Aliada ao instrumental teórico estruturalista empregado em estudos de parentesco a partir de Lévi-Strauss, a noção de função aplicada aos estudos da cultura material começa a sobrepujar em importância as preocupações difusionistas de caráter determinista. Aí se pergunta: "A que serve o objeto de estudo ? Qual a função da existência cultural dos objetos?" A análise dos objetos, passa então a veicular o contexto social e histórico, o ambiente natural, as relações sociais, a estrutura econômica, os sistemas símbólicos, as cosmovisões etc.

Estudos em cultura material também têm se ocupado em registrar os fenômenos de mudança vividos no âmbito da produção material, assim como a mercantilização da produção material étnica, e o reflexo desse processo a nível dos valores simbólicos, funcionais, de tecnologia de produção etc.

No entanto, no estudo sobre cultura material os aspectos formais e funcionais dificilmente se dissociam da qualidade estética que os objetos veiculam.

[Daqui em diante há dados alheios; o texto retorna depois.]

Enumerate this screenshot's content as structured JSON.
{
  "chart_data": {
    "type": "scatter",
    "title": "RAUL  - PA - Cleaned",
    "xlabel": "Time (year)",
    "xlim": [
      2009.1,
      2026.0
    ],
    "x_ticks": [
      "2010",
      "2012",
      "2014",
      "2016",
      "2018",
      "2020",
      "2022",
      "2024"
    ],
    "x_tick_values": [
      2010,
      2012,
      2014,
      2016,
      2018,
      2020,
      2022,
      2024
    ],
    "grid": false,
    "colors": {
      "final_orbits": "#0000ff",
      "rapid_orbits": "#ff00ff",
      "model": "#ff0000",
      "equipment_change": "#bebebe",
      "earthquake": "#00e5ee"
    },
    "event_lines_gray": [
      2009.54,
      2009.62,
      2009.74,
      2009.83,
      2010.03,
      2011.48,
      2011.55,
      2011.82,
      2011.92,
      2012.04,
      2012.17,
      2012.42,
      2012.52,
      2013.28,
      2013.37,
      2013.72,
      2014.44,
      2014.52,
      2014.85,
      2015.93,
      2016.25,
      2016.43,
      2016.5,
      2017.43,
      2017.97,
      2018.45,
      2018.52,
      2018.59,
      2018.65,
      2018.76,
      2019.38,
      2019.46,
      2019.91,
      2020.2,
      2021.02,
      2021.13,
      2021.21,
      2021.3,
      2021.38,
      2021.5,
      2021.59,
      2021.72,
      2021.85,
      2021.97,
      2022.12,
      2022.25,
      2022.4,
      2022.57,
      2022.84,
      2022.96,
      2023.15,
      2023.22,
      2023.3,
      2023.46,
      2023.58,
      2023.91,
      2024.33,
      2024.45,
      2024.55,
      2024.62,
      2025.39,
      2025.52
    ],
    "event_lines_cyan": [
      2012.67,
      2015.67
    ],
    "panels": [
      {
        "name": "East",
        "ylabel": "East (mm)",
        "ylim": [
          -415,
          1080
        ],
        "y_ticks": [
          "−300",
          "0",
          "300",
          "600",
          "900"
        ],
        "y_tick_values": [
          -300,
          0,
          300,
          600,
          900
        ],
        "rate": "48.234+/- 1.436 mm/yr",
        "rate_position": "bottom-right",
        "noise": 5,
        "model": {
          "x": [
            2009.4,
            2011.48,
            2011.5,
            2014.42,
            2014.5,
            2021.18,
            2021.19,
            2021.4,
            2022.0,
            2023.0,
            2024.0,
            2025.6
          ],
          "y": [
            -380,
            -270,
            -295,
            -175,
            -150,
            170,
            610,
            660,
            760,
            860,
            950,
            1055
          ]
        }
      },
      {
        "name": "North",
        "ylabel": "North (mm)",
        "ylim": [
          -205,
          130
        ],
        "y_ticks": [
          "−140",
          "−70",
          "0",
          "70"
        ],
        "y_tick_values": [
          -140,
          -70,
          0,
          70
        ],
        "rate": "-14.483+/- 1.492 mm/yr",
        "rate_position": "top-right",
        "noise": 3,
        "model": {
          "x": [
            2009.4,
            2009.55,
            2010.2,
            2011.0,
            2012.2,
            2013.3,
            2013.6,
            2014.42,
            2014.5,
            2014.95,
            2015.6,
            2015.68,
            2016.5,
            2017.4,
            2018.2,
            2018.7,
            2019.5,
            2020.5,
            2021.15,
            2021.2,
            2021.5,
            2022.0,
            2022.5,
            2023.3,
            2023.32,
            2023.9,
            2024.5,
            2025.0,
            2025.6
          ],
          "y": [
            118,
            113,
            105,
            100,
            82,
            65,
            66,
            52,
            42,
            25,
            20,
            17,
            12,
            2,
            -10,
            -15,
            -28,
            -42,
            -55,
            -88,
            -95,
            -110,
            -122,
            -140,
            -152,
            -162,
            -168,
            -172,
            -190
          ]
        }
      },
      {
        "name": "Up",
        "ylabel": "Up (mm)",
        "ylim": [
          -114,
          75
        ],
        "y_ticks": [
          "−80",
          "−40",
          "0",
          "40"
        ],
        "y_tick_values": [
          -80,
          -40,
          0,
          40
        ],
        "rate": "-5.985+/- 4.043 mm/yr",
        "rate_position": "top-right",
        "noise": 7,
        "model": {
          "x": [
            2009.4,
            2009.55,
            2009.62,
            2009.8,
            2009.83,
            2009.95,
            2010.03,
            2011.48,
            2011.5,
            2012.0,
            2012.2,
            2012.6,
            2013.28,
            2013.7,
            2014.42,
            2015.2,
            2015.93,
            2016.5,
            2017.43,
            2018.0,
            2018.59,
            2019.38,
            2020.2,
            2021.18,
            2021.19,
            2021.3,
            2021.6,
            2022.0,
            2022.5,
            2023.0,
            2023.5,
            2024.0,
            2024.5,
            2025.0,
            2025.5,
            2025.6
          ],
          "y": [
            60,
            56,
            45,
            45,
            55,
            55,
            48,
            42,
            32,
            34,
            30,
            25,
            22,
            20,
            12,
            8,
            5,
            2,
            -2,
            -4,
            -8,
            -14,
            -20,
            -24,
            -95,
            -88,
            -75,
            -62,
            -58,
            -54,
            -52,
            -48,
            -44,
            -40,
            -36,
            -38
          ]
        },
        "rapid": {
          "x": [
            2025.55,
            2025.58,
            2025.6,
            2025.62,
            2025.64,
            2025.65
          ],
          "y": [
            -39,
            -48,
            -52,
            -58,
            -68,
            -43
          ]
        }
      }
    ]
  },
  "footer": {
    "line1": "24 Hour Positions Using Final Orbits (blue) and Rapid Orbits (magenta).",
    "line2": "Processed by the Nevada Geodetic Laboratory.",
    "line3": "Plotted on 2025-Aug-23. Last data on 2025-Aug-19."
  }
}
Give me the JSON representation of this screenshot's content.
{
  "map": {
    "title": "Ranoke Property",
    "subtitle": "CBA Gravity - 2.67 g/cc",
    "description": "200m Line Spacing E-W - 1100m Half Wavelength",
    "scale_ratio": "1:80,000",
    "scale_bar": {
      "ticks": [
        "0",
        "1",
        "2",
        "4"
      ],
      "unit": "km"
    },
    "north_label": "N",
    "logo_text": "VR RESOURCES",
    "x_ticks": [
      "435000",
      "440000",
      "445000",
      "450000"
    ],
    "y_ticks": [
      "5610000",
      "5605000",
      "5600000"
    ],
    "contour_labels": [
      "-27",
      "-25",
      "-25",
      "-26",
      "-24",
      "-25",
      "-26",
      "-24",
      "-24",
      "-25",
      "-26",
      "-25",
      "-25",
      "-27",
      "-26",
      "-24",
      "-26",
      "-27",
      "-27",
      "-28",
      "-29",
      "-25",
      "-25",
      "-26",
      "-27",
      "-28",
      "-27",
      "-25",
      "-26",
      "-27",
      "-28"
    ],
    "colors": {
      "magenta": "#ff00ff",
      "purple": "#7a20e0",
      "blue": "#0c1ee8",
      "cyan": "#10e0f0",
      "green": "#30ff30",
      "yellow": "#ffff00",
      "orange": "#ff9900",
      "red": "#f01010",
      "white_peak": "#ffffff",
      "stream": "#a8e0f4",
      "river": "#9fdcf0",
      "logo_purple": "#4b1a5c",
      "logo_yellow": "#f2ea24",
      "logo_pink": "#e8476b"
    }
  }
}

Investigações voltadas para a produção estética têm produzido valiosas contribuições para a compreensão teórica de processos de auto-concepções cosmológicas de populações étnicas, assim por exemplo: Nancy Munn (1973), ao estudar a iconografia dos Walbiri da Austrália Central, se destaca por integrar as várias formas de atualização cultural da cosmologia Walbiri. No domínio discursivo, pelo contar das histórias e dos mitos; no domínio da produção artística, pelas formas de representação gráfica simbólica dos elementos que integram as narrativas.

No Brasil, nesse campo de estudo, apresentamos como exemplo alguns trabalhos, assim como o de Berta Ribeiro sobre A Civilização da Palha: A arte do trançado dos índios do Brasil; Lux Vital sobre A arte gráfica dos Kaiapó- Xikrin; de Regina Muller sobre A ornamentação corporal dos Xavante e Os Asurini do Xingu: Arte e História.; de Lucia Hussak Van Velthen sobre A iconografia Wayana ; Maria Heloisa Fenelon sobre O mundo dos Mehináku e suas representações visuais; Dolores Newton Cultura Material e História Cultural; Rosza Vel Zoladz sobre os Desenhos espontâneos Karajá e O Impressionismo de Guido, um menino Bororo; Luiz de Castro Faria sobre As bonecas de cerâmica Karajá; Chang Whan sobre RERU as figuras em cordéis dos índios Karajá. No entanto, é importante frisar que existem ainda vários trabalhos valiosos, dedicados à cultura material dos índios brasileiros, trabalhos ainda não publicados e que se encontram arquivados nas bibliotecas das universidades.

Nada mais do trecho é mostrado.